Roma, 4 marzo 2026 – Il voto del Parlamento europeo sull’istituzione di una lista comune dei Paesi di origine considerati sicuri ha acceso un duro confronto politico tra maggioranza e opposizioni. La misura, sostenuta dalle forze di destra e di centrodestra, introduce procedure accelerate per l’esame delle domande di asilo e apre alla possibilità di trasferire i richiedenti in Paesi terzi ritenuti sicuri.
Il provvedimento si inserisce nel quadro delle nuove politiche europee in materia migratoria e richiama anche il cosiddetto “modello Albania”, che prevede la gestione delle procedure di asilo al di fuori del territorio dell’Unione.
Dal fronte del centrodestra europeo arrivano commenti positivi. L’eurodeputata della Lega Susanna Ceccardi ha definito il voto una vittoria politica: secondo l’esponente leghista si è formata “una maggioranza di centrodestra, nettamente, contro il tentativo della sinistra di bloccare questo importante provvedimento a difesa dei confini europei”. Ceccardi sostiene che le nuove regole consentiranno di ridurre i tempi delle procedure e facilitare i rimpatri nei casi di domande respinte, evitando lunghe attese legate ai ricorsi.

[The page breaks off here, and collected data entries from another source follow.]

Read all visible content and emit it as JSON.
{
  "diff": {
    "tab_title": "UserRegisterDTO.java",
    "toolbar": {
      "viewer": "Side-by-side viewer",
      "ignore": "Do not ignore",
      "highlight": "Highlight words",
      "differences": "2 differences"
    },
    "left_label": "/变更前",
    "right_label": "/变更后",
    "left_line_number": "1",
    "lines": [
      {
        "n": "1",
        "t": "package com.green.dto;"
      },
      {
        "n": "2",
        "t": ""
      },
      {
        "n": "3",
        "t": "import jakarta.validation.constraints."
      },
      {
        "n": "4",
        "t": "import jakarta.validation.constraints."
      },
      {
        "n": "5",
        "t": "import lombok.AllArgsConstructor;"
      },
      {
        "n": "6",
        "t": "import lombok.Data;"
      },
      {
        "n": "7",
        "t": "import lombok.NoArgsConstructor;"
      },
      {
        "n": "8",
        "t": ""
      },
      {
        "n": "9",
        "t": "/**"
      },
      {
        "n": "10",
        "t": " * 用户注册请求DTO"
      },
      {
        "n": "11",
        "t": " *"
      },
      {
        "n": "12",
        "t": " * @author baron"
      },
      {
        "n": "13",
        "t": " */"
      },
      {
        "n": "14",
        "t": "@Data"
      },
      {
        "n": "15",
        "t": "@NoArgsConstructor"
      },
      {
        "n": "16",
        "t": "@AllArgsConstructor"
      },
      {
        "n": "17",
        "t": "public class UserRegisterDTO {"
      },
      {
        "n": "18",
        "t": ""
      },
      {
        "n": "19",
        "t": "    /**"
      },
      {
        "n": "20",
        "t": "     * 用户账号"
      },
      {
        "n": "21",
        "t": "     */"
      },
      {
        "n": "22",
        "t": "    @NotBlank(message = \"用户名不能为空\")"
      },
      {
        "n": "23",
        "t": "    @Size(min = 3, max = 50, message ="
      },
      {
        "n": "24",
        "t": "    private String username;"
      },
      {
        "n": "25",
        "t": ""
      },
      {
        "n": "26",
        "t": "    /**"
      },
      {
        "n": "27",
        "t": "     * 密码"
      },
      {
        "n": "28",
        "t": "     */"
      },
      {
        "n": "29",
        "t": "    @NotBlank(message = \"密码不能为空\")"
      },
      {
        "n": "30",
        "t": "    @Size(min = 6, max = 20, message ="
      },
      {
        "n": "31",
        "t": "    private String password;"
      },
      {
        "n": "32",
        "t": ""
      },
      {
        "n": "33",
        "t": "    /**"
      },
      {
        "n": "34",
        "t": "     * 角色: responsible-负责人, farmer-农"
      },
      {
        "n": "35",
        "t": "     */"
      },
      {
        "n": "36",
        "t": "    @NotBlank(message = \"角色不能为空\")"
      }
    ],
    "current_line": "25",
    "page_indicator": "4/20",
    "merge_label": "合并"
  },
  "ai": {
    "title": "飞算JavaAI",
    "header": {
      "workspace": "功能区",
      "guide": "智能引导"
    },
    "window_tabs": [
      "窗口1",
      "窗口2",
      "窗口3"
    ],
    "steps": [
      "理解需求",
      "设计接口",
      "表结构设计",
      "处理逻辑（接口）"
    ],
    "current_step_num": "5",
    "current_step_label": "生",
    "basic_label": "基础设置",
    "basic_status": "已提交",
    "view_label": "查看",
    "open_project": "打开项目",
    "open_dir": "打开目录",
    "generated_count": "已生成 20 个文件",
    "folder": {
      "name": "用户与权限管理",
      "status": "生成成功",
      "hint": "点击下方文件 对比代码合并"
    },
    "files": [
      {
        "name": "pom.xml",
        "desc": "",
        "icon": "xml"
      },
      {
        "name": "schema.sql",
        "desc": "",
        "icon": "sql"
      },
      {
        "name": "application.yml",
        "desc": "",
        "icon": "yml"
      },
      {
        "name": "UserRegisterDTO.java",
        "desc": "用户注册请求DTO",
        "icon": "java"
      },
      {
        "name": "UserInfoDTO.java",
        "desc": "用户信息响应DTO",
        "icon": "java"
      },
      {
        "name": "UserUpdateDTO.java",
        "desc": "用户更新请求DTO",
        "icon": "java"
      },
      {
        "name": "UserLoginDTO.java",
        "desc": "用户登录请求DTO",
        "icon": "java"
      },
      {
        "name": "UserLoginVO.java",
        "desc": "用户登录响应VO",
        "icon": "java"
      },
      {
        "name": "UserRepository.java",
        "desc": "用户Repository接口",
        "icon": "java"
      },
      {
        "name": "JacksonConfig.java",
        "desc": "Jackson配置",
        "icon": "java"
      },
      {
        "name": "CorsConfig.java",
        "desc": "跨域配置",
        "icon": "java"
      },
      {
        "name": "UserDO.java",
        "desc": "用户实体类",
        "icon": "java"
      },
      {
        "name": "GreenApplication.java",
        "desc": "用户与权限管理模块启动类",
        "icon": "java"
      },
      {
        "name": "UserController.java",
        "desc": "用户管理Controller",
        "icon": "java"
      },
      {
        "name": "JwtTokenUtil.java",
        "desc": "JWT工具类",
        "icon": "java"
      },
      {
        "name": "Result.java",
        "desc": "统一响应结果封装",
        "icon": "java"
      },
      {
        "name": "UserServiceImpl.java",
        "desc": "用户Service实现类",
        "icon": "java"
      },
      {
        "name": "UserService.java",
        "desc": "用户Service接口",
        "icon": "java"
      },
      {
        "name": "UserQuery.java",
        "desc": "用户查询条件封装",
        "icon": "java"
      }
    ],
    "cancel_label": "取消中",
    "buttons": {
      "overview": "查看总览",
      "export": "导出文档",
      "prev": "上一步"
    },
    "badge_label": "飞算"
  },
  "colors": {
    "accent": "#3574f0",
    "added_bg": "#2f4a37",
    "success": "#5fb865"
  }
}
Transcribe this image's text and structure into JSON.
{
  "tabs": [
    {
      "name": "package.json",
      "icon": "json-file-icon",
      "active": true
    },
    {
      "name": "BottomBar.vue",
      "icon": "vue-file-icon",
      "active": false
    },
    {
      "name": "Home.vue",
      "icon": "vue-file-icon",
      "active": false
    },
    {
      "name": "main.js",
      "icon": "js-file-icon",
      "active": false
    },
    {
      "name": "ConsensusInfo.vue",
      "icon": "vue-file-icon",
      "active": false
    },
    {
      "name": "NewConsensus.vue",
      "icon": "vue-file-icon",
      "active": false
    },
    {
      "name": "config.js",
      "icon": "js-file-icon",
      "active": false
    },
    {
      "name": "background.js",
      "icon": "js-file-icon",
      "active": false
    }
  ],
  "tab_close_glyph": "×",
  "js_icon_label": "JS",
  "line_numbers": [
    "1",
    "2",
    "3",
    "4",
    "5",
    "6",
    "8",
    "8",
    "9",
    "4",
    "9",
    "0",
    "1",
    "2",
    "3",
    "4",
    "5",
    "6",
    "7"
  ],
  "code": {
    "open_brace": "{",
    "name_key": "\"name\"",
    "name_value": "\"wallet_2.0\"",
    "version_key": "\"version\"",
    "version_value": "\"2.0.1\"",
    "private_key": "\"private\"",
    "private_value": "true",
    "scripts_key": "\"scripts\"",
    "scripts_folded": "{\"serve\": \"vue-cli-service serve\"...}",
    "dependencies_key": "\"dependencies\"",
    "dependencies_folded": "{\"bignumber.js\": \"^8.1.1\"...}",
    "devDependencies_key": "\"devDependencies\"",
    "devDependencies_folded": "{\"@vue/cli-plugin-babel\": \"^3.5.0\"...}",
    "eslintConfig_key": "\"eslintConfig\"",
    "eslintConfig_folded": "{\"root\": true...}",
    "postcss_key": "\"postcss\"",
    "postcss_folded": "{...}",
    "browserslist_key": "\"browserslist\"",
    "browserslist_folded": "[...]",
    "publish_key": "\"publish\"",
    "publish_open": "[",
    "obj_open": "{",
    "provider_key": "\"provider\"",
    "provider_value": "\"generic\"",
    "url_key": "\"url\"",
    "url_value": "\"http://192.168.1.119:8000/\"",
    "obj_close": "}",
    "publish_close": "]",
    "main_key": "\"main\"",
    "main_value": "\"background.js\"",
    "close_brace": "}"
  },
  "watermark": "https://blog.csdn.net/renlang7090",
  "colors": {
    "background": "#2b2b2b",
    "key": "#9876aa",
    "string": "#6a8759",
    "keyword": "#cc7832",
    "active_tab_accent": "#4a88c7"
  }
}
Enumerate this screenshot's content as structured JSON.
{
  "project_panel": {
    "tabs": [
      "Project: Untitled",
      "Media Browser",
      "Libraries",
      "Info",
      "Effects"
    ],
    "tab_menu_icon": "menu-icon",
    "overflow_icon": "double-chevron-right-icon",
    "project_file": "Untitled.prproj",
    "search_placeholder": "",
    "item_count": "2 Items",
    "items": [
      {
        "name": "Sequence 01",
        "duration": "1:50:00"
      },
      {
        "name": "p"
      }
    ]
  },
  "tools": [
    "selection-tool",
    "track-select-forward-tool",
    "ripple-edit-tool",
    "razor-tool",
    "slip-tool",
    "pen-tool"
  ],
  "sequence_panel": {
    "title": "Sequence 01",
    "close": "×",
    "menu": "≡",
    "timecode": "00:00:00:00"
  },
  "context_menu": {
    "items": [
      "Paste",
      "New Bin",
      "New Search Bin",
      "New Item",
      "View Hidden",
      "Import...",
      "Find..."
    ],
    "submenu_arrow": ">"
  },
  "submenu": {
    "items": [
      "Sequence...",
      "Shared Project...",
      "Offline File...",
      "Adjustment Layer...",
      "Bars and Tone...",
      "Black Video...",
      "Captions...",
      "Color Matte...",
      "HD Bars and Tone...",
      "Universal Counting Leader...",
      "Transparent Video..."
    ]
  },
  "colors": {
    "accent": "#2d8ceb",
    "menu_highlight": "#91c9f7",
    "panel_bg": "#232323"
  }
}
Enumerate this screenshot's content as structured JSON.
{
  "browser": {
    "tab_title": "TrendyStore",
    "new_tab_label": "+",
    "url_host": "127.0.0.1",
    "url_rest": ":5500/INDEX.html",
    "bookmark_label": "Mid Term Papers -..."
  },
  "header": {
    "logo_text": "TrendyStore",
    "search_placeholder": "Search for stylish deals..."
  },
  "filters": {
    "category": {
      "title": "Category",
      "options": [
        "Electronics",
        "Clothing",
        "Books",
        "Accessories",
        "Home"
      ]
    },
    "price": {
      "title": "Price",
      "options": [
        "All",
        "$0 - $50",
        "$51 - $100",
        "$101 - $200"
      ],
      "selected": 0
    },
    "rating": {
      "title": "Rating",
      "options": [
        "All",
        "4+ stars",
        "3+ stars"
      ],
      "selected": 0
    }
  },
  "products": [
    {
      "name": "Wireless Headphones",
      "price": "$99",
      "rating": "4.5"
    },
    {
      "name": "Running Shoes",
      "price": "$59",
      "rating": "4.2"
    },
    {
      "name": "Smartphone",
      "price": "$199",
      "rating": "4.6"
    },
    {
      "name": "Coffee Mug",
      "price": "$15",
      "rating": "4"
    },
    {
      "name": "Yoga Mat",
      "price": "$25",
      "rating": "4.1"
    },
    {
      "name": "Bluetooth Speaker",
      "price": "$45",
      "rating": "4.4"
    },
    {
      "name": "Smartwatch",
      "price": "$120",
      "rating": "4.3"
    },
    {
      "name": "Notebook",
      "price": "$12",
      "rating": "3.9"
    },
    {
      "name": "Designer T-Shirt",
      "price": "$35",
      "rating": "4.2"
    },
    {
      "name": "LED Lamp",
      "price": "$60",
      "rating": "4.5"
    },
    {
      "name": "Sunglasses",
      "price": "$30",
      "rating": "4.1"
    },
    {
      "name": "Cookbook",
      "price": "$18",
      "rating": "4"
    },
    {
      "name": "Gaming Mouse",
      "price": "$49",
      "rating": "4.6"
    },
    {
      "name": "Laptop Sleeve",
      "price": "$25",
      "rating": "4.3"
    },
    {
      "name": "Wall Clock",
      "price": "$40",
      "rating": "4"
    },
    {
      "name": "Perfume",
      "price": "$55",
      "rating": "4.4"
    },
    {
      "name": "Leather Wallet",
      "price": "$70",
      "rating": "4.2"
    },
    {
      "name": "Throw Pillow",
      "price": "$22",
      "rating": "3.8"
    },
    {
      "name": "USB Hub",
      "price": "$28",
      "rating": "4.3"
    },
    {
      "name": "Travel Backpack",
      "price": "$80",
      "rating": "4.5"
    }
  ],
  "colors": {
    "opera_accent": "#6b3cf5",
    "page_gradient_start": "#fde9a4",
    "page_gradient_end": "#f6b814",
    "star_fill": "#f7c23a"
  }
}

Di tutt’altro segno la posizione delle opposizioni. L’eurodeputata del Partito democratico Cecilia Strada parla di un arretramento dei diritti fondamentali e accusa le forze conservatrici di mettere in discussione il sistema europeo di protezione. “Con l’approvazione definitiva di queste misure – afferma – le destre stanno distruggendo il diritto d’asilo in Europa e i valori su cui l’Unione è fondata”. Strada invita inoltre a non sottovalutare le conseguenze del provvedimento, sostenendo che la riduzione delle garanzie potrebbe aprire la strada a limitazioni più ampie dei diritti.
Ancora più dura la critica di Ilaria Salis, eurodeputata di Alleanza Verdi e Sinistra, che definisce il voto “vergognoso” e contrario ai principi fondativi dell’Unione europea. Secondo Salis, il provvedimento rappresenterebbe il risultato di una convergenza tra estrema destra e centrodestra e andrebbe nella direzione di esternalizzare la gestione dell’asilo, con procedure accelerate di frontiera e trasferimenti verso Paesi terzi.
Il voto sull’istituzione della lista europea dei Paesi sicuri conferma quindi una profonda divisione all’interno dell’Europarlamento. Da una parte le forze politiche che chiedono un rafforzamento dei controlli e una maggiore rapidità nelle procedure, dall’altra chi teme un indebolimento delle garanzie previste dal diritto d’asilo europeo. Il tema migratorio continua così a rappresentare uno dei principali terreni di scontro nel dibattito politico dell’Unione.